Despite the comfort and ease of online interactions, there is no shortcut to happiness or to meaningful relationships for people with social anxiety disorder. Research shows that higher levels of social anxiety are synonymous with less satisfaction in relationships, so even if a real relationship develops subsequent to an online encounter, the chances of it being successful will be reduced if the social phobia is not addressed.

To increase their chances of a positive outcome in relationship-related endeavors, people who experience the disabling symptoms of social anxiety should seek out treatment for their condition.
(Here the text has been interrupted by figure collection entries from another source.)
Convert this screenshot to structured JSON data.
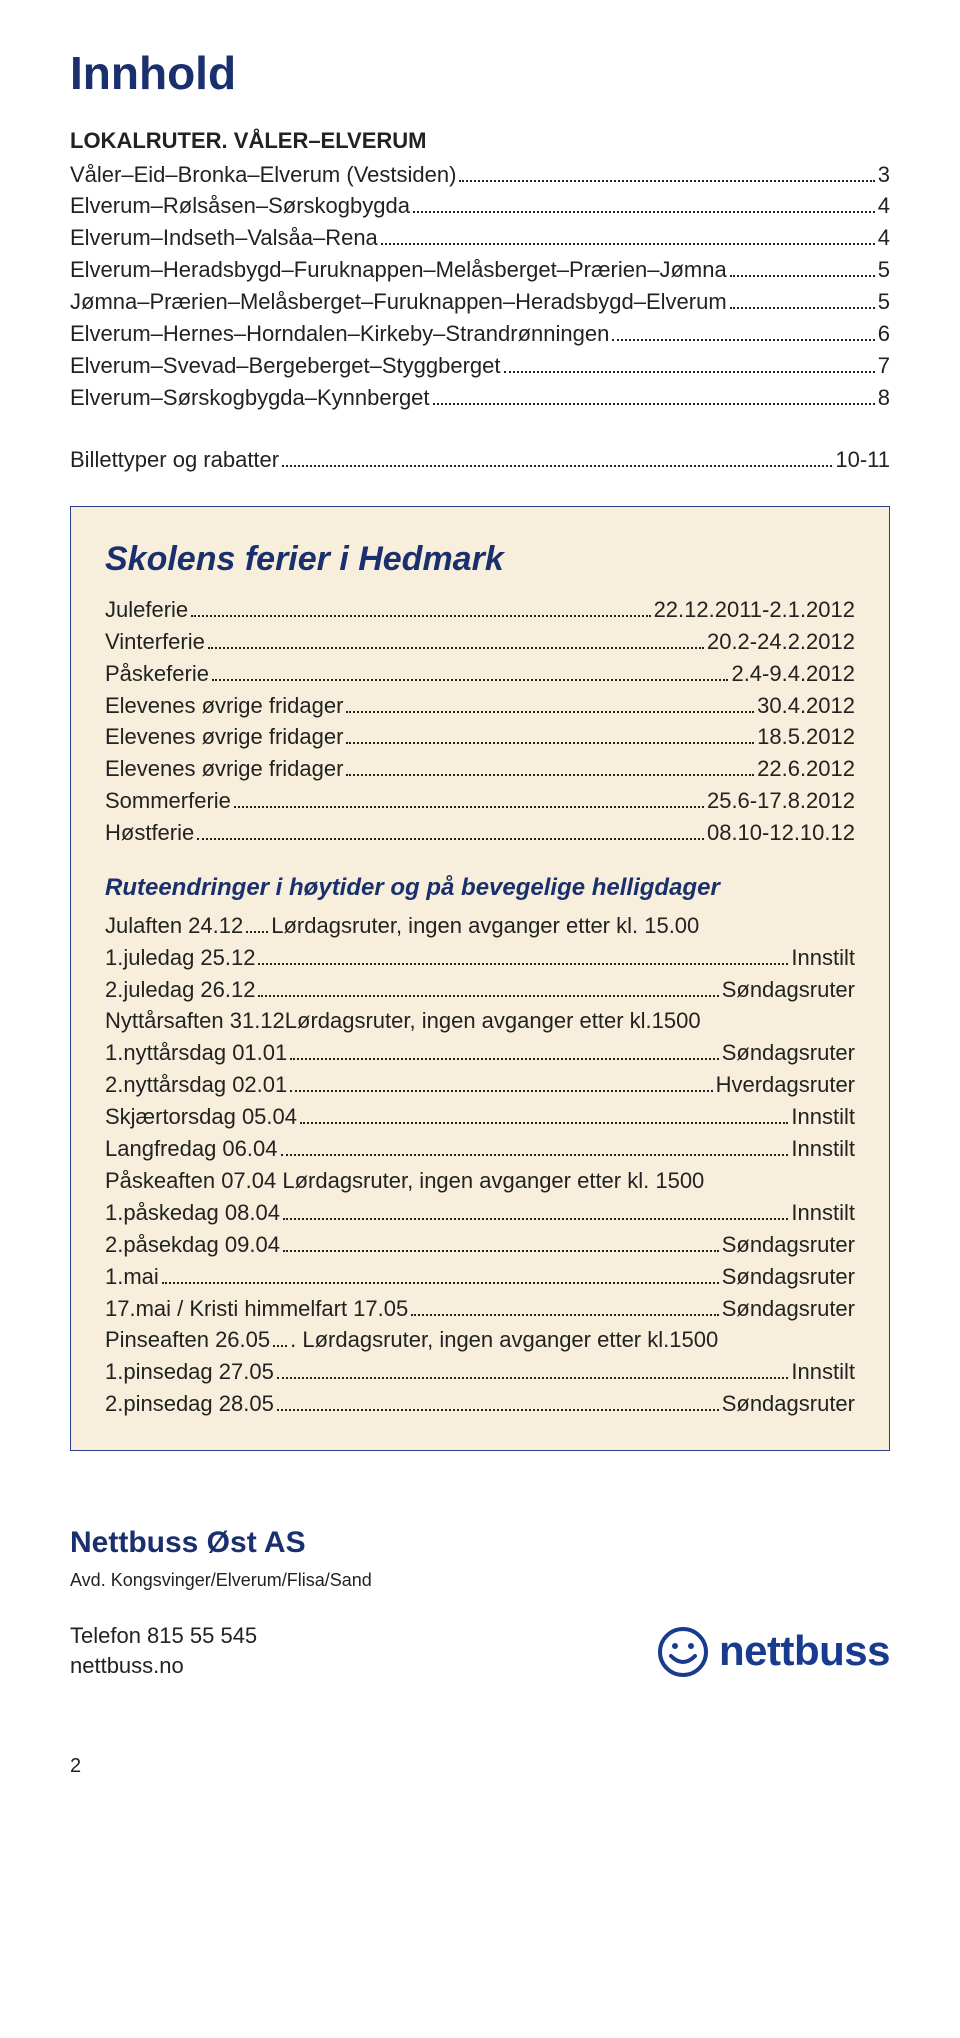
{
  "title": "Innhold",
  "toc": {
    "heading": "LOKALRUTER. VÅLER–ELVERUM",
    "items": [
      {
        "label": "Våler–Eid–Bronka–Elverum (Vestsiden)",
        "page": "3"
      },
      {
        "label": "Elverum–Rølsåsen–Sørskogbygda",
        "page": "4"
      },
      {
        "label": "Elverum–Indseth–Valsåa–Rena",
        "page": "4"
      },
      {
        "label": "Elverum–Heradsbygd–Furuknappen–Melåsberget–Prærien–Jømna",
        "page": "5"
      },
      {
        "label": "Jømna–Prærien–Melåsberget–Furuknappen–Heradsbygd–Elverum",
        "page": "5"
      },
      {
        "label": "Elverum–Hernes–Horndalen–Kirkeby–Strandrønningen",
        "page": "6"
      },
      {
        "label": "Elverum–Svevad–Bergeberget–Styggberget",
        "page": "7"
      },
      {
        "label": "Elverum–Sørskogbygda–Kynnberget",
        "page": "8"
      }
    ],
    "extra": {
      "label": "Billettyper og rabatter",
      "page": "10-11"
    }
  },
  "panel": {
    "title": "Skolens ferier i Hedmark",
    "ferie": [
      {
        "label": "Juleferie",
        "val": "22.12.2011-2.1.2012"
      },
      {
        "label": "Vinterferie",
        "val": "20.2-24.2.2012"
      },
      {
        "label": "Påskeferie",
        "val": "2.4-9.4.2012"
      },
      {
        "label": "Elevenes øvrige fridager",
        "val": "30.4.2012"
      },
      {
        "label": "Elevenes øvrige fridager",
        "val": "18.5.2012"
      },
      {
        "label": "Elevenes øvrige fridager",
        "val": "22.6.2012"
      },
      {
        "label": "Sommerferie",
        "val": "25.6-17.8.2012"
      },
      {
        "label": "Høstferie",
        "val": "08.10-12.10.12"
      }
    ],
    "sub": "Ruteendringer i høytider og på bevegelige helligdager",
    "routes": [
      {
        "label": "Julaften 24.12",
        "mid": "Lørdagsruter, ingen avganger etter kl. 15.00",
        "val": ""
      },
      {
        "label": "1.juledag 25.12",
        "val": "Innstilt"
      },
      {
        "label": "2.juledag 26.12",
        "val": "Søndagsruter"
      },
      {
        "label": "Nyttårsaften 31.12",
        "mid2": "Lørdagsruter, ingen avganger etter kl.1500",
        "val": ""
      },
      {
        "label": "1.nyttårsdag 01.01",
        "val": "Søndagsruter"
      },
      {
        "label": "2.nyttårsdag 02.01",
        "val": "Hverdagsruter"
      },
      {
        "label": "Skjærtorsdag 05.04",
        "val": "Innstilt"
      },
      {
        "label": "Langfredag 06.04",
        "val": "Innstilt"
      },
      {
        "label": "Påskeaften 07.04",
        "mid3": " Lørdagsruter, ingen avganger etter kl. 1500",
        "val": ""
      },
      {
        "label": "1.påskedag 08.04",
        "val": "Innstilt"
      },
      {
        "label": "2.påsekdag 09.04",
        "val": "Søndagsruter"
      },
      {
        "label": "1.mai",
        "val": "Søndagsruter"
      },
      {
        "label": "17.mai / Kristi himmelfart 17.05",
        "val": "Søndagsruter"
      },
      {
        "label": "Pinseaften 26.05",
        "mid4": " Lørdagsruter, ingen avganger etter kl.1500",
        "val": ""
      },
      {
        "label": "1.pinsedag 27.05",
        "val": "Innstilt"
      },
      {
        "label": "2.pinsedag 28.05",
        "val": "Søndagsruter"
      }
    ]
  },
  "company": {
    "name": "Nettbuss Øst AS",
    "dept": "Avd. Kongsvinger/Elverum/Flisa/Sand",
    "phone": "Telefon 815 55 545",
    "url": "nettbuss.no",
    "logo_text": "nettbuss",
    "logo_color": "#183b8e"
  },
  "page_number": "2"
}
Inpatient and outpatient programs for anxiety disorders are available through licensed mental health treatment centers, and in general these programs enjoy a high rate of success.

Recovery services will be specifically tailored to the needs of the socially anxious, which in most cases means a healing program centered around cognitive behavioral therapy (CBT), the preferred evidence-based choice for the treatment of social phobia. Therapists will introduce patients to this powerful method for retraining the brain to react differently to situations that normally trigger anxiety, and CBT sessions will likely be included in both formal treatment and aftercare.

Other services offered may include group and family therapy, where the barriers that prevent people with social anxiety from interacting openly and honestly with peers and loved ones can be addressed, and perhaps at least partially dismantled. Holistic healing practices are excellent for managing stress and anxiety and may be introduced as well, and a limited amount of exposure therapy may be provided to help patients incrementally reduce their anxiety in specific social situations.

Medications may also be prescribed, with antidepressants in the SSRI category as the preferred choice for most patients. People who take antidepressants for social anxiety often report a lessening of the intensity of their symptoms, which makes it easier to face their fears and apply practical strategies learned in therapy to real-life situations.

It should be noted that about four-fifths of men and women who suffer from social anxiety will experience other psychiatric issues as well, most often depression and/or other anxiety disorders. This is yet another reason to seek inpatient or outpatient treatment for social anxiety, since the presence of other disorders can complicate recovery if treatment is not comprehensive and multifaceted.

Through psychotherapy and other forms of treatment, people with social anxiety disorder can overcome their most severe symptoms, and as their social success increases their self-confidence and self-esteem will as well. Ultimately, they should have a good chance of forming meaningful relationships with other people, including the romantic relationships they have craved and desired for so long.